Sámi Dieđalaš Áigečála
- Language: Sámi languages
- Edited by: Arnstein Johnskareng; Harald Gaski;

Publication details
- History: 1994–present
- Publisher: Septentrio Academic Publishing (Norway)
- Frequency: Biannual
- Open access: Yes

Standard abbreviations
- ISO 4: Sámi Dieđalaš Áigečála

Indexing
- ISSN: 0805-4312 (print) 1894-0498 (web)

Links
- Journal homepage;

= Sámi Dieđalaš Áigečála =

Northern Sámi-language academic journal

Sámi Dieđalaš Áigečála is a peer-reviewed interdisciplinary open access journal founded by the University of Tromsø Arctic University Center for Sámi Studies in Tromsø and the Sámi University of Applied Sciences in Guovdageaidnu, Norway. In March 2023, Septentrio Academic Publishing took over as the journal's publisher. The journal publishes scientific articles, book reviews, sample lectures, and academic histories in Sámi languages.

Sámi Dieđalaš Áigečála (which translates from Northern Sámi into English as "Sámi Scientific Journal") was first published in 1994. Starting in 2004, Sámi Dieđalaš Áigečála was published once per year, and since 2010 mostly twice per year. In 2013, the electronic version of the journal became open access, providing the opportunity for anyone to read articles online.

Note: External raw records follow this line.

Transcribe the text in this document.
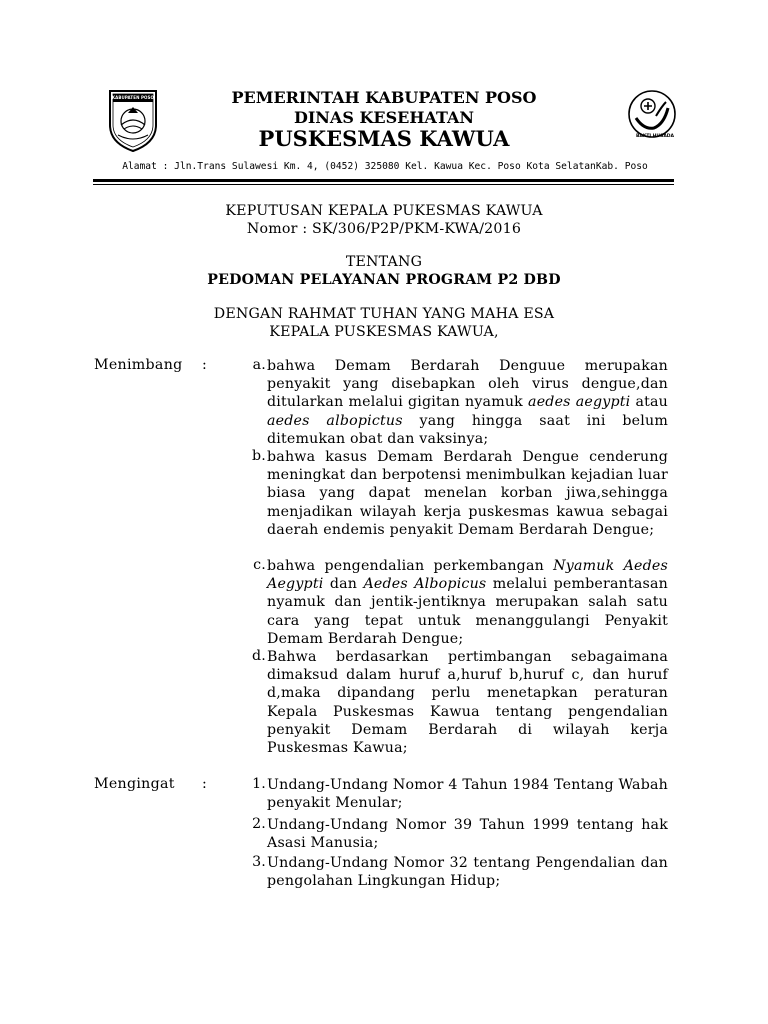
KABUPATEN POSO
BAKTI HUSADA
PEMERINTAH KABUPATEN POSO
DINAS KESEHATAN
PUSKESMAS KAWUA
Alamat : Jln.Trans Sulawesi Km. 4, (0452) 325080 Kel. Kawua Kec. Poso Kota SelatanKab. Poso
KEPUTUSAN KEPALA PUKESMAS KAWUA
Nomor : SK/306/P2P/PKM-KWA/2016
TENTANG
PEDOMAN PELAYANAN PROGRAM P2 DBD
DENGAN RAHMAT TUHAN YANG MAHA ESA
KEPALA PUSKESMAS KAWUA,
Menimbang :	a. bahwa Demam Berdarah Denguue merupakan penyakit yang disebapkan oleh virus dengue,dan ditularkan melalui gigitan nyamuk aedes aegypti atau aedes albopictus yang hingga saat ini belum ditemukan obat dan vaksinya;
b. bahwa kasus Demam Berdarah Dengue cenderung meningkat dan berpotensi menimbulkan kejadian luar biasa yang dapat menelan korban jiwa,sehingga menjadikan wilayah kerja puskesmas kawua sebagai daerah endemis penyakit Demam Berdarah Dengue;
c. bahwa pengendalian perkembangan Nyamuk Aedes Aegypti dan Aedes Albopicus melalui pemberantasan nyamuk dan jentik-jentiknya merupakan salah satu cara yang tepat untuk menanggulangi Penyakit Demam Berdarah Dengue;
d. Bahwa berdasarkan pertimbangan sebagaimana dimaksud dalam huruf a,huruf b,huruf c, dan huruf d,maka dipandang perlu menetapkan peraturan Kepala Puskesmas Kawua tentang pengendalian penyakit Demam Berdarah di wilayah kerja Puskesmas Kawua;
Mengingat :	1. Undang-Undang Nomor 4 Tahun 1984 Tentang Wabah penyakit Menular;
2. Undang-Undang Nomor 39 Tahun 1999 tentang hak Asasi Manusia;
3. Undang-Undang Nomor 32 tentang Pengendalian dan pengolahan Lingkungan Hidup;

Since 2009, the journal has been classified as "Level 2" journal in the Norwegian Scientific Index, the highest rating in the NSI system.

Sámi Dieđalaš Áigečála was the first peer-reviewed scientific publication founded to publish in Sámi languages, primarily Northern Sámi, and it is the most common outlet for Sámi University and University of Tromsø scholars looking to publish in that language. It has also published articles in Lule and Southern Sámi. The Research Council of Norway noted in 2017 Sámi Dieđalaš Áigečálas importance in raising the prestige of Sámi languages, something Sámi activists and scholars have also noted. The Butenschøn Panel Report (2012) on Sámi research and higher education also pointed to the role of Sámi Dieđalaš Áigečála in strengthening Sámi as a language of science.